Do the statutory defenses to process patent infringement found in 35 U.S.C. § 271(g) apply in exclusion actions before the International Trade Commission under 19 U.S.C. § 1337?


Opinions:

Majority - Pauline Newman

No. The defenses to process patent infringement established in 35 U.S.C. § 271(g) are not available in exclusion actions before the International Trade Commission (ITC) under 19 U.S.C. § 1337. The court affirmed the Commission's statutory interpretation but reversed its finding of infringement. On the statutory issue, the court found that the Process Patent Amendments Act of 1988, which enacted § 271(g), explicitly states that the amendments 'shall not deprive a patent owner of any remedies available ... under section 337 of the Tariff Act.' Legislative history confirms Congress's intent to preserve the full scope of ITC remedies, not diminish them by introducing new defenses. Furthermore, § 271(g) specifies that the defenses are 'for purposes of this title' (Title 35), indicating they do not extend to actions under the Tariff Act (Title 19). On the infringement issue, the court held that patent claims must be interpreted in light of the specification and prosecution history. The '489 patent's specification and prosecution history repeatedly and explicitly define the invention as requiring a mixture where the volume of liquid binder substantially exceeds the volume of powdered matrix.

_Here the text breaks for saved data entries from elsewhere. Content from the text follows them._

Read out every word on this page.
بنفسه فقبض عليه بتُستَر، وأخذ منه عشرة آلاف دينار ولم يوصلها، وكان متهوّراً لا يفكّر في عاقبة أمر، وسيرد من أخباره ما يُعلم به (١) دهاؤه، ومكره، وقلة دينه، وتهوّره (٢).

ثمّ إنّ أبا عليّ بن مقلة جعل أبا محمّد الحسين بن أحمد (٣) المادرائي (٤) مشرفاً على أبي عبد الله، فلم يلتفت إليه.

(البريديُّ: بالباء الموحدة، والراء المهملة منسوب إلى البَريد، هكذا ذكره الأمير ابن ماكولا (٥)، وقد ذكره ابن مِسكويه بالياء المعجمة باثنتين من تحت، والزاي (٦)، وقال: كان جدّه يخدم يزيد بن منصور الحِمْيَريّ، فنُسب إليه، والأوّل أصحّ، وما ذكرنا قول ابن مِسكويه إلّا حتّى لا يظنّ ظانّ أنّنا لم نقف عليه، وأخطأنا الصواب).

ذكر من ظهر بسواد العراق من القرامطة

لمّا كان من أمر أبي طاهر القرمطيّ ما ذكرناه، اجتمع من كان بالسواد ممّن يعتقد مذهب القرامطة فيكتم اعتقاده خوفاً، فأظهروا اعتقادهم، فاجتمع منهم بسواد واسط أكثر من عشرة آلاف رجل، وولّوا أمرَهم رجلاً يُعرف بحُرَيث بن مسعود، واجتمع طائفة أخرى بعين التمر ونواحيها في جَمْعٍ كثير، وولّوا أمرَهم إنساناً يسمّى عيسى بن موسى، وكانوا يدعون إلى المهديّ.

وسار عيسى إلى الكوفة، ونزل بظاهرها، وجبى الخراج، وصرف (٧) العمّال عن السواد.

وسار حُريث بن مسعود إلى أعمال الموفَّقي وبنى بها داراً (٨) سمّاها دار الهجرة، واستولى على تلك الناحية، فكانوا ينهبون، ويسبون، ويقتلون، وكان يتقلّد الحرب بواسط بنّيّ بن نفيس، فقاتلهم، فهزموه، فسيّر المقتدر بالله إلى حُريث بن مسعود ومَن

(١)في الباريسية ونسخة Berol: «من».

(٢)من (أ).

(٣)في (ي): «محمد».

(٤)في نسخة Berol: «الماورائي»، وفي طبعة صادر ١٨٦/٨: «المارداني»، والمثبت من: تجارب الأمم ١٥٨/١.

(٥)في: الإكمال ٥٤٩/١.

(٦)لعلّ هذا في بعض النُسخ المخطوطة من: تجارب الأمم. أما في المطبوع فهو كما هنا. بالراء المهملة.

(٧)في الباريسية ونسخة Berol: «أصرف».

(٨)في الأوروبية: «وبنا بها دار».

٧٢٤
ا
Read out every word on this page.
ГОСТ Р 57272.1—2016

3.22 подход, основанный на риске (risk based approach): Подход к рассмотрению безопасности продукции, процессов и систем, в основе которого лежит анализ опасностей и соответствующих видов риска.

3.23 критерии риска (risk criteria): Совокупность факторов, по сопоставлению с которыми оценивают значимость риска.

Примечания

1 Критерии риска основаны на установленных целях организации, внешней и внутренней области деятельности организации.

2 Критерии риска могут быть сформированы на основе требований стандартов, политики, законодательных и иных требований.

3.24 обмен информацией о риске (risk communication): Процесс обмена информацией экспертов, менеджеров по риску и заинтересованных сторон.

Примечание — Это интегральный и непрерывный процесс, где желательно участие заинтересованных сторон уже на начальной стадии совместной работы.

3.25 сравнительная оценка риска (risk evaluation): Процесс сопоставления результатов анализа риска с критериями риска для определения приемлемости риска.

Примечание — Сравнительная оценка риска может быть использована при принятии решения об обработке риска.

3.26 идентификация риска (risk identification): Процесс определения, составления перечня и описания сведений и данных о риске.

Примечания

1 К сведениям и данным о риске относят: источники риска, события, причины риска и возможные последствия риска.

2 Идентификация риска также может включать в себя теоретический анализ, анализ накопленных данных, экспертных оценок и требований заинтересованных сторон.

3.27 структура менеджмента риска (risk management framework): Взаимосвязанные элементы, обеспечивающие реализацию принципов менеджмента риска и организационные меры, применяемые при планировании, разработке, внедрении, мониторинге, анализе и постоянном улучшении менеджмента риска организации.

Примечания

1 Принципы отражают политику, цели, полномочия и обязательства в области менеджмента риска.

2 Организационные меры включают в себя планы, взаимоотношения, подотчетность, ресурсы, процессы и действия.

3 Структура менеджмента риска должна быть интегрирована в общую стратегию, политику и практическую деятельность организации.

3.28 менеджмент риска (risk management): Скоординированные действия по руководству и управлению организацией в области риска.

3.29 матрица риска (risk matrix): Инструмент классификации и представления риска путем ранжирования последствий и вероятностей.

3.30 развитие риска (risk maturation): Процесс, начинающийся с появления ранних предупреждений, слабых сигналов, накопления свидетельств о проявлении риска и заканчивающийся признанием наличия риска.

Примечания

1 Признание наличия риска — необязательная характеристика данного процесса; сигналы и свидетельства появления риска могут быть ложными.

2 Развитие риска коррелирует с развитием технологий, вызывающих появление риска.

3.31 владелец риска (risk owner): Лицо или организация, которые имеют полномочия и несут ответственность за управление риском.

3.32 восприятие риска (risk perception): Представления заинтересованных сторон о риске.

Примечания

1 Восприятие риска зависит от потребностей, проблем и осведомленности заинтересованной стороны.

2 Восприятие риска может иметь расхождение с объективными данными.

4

Because Kinik's process undisputedly uses a mixture with less binder than powder, it does not practice the claimed invention, and the Commission's finding of infringement was not supported by substantial evidence.



Analysis:

This decision solidifies the International Trade Commission (ITC) as a powerful and distinct forum for patent holders seeking to block infringing imports, particularly for process patents. By ruling that the 'materially changed' defense of § 271(g) does not apply at the ITC, the court confirmed that the ITC offers a broader scope of protection against infringing imports than federal district courts. This creates a strategic incentive for process patent owners to pursue exclusion orders at the ITC, as importers have fewer available defenses. The case also serves as a strong affirmation of the principle that claim scope is ultimately defined by the patent's own disclosure and prosecution history, limiting patentees from asserting a broad claim interpretation that contradicts their own statements about the invention.